Just like its predecessor, the 2016 flick Fantastic Beasts and Where to Find Them, The Crimes of Grindelwald is an expansion of the beloved wizarding world established in print by J.K. Rowling.
It’s a connection that has always been the biggest draw-card for the newly launched prequel film franchise, while at the same time acting as its biggest burden.
If you walked into The Crimes of Grindelwald expecting it to play out like a classic Potter film, chances are high that after the credits had rolled you would exit the cinema with disappointment pooling around you like a poorly refrigerated choc top.
However, if like me who walked into the film with very low expectations and viewed it as a separate entity to the books you loved and the previous movies you had seen, you may have been very pleasantly surprised.
This next statement is something that I’ve been unable to say out loud since I saw the movie, for fear of zealous retribution from rabid Potter fans who surely sleep with Quidditch brooms beside their beds and are not afraid to use them for physical violence, but Fantastic Beasts: The Crimes of Grindelwald is an excellent film… and perhaps the best entry yet into the Harry Potter cinematic universe.
The events of the movie take place in 1927, when returning hero Newt Scamander (Eddie Redmayne) and his ever expanding suitcase of magical creatures, is asked by Professor Albus Dumbledore (Jude Law) to travel to Paris and prevent the the dark wizard Grindelwald from bringing Credence Barebone (Ezra Miller) over to his side and into a world of wizards who believe they should have dominance over Muggles (refereed to in this new set of films as “No-Majs”).
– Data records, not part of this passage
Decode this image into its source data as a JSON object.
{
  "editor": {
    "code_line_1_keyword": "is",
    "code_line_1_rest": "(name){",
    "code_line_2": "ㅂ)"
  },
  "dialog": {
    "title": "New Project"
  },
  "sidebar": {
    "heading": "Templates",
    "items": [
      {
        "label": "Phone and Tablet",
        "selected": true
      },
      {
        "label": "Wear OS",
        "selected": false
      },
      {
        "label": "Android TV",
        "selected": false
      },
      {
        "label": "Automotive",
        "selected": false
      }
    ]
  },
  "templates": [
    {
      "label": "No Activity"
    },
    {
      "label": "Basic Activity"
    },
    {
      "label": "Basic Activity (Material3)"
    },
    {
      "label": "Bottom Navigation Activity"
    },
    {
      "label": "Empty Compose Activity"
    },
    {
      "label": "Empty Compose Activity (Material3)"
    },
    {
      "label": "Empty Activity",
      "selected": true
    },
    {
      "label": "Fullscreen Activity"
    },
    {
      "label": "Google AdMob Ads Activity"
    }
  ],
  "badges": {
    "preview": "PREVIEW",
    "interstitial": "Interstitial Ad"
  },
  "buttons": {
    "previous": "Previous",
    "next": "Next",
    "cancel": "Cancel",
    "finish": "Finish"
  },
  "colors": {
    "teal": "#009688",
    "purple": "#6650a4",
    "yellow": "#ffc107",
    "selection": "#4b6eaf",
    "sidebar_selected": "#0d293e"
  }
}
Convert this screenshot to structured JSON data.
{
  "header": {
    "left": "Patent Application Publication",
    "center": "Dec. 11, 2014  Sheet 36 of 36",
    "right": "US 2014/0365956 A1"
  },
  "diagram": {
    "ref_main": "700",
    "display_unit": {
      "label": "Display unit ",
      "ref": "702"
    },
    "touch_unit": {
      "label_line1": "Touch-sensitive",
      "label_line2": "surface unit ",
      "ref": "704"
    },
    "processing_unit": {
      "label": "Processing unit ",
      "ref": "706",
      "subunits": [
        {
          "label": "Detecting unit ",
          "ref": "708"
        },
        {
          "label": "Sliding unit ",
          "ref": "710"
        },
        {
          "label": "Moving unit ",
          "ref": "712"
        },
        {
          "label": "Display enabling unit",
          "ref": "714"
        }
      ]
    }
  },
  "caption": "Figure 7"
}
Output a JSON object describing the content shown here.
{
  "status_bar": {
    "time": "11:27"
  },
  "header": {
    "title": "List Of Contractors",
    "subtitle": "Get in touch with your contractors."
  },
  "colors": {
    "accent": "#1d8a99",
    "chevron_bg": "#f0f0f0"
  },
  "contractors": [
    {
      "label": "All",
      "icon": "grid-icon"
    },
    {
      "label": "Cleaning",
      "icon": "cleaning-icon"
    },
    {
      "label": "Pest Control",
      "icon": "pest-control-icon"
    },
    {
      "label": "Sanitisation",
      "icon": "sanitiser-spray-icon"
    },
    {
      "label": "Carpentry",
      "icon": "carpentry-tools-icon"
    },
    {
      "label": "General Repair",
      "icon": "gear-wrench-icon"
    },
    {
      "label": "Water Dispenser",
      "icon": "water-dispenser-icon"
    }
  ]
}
Credence, who is trawling through Paris in search of his birth mother and his true identity, is an “obscurial”, a wizard who can turn his suppressed rage into a fiery, beastlike force with the power to destroy cities. On his trail is Auror/Newt’s love interest Tina (Katherine Waterston) who is attempting to track him down before Grindelwald, who has escaped custody, appears.
Before I go any further into this review, I have to confess that I did not get a lot of enjoyment out of the original Harry Potter film franchise.
To me, they always felt like pale, at times excessively dull and drawn out, imitations of the spectacular book series that was always bursting with intriguing story-lines and lovable characters. This critique of course stems from the fact that once you’ve read the books, all the surprise and anticipation from the movies is gone forever.
After all, how can you really enjoy a story unfolding on screen before your eyes when you know every beat by heart, and so can always tell immediately when it starts playing out of time or falls flat?
It is this element of unpredictability that allows The Crimes of Grindelwald to really find its strength as a movie, by leaning fully into the idea that the audience has no way to predict how these events will unfold or what decisions the characters will make.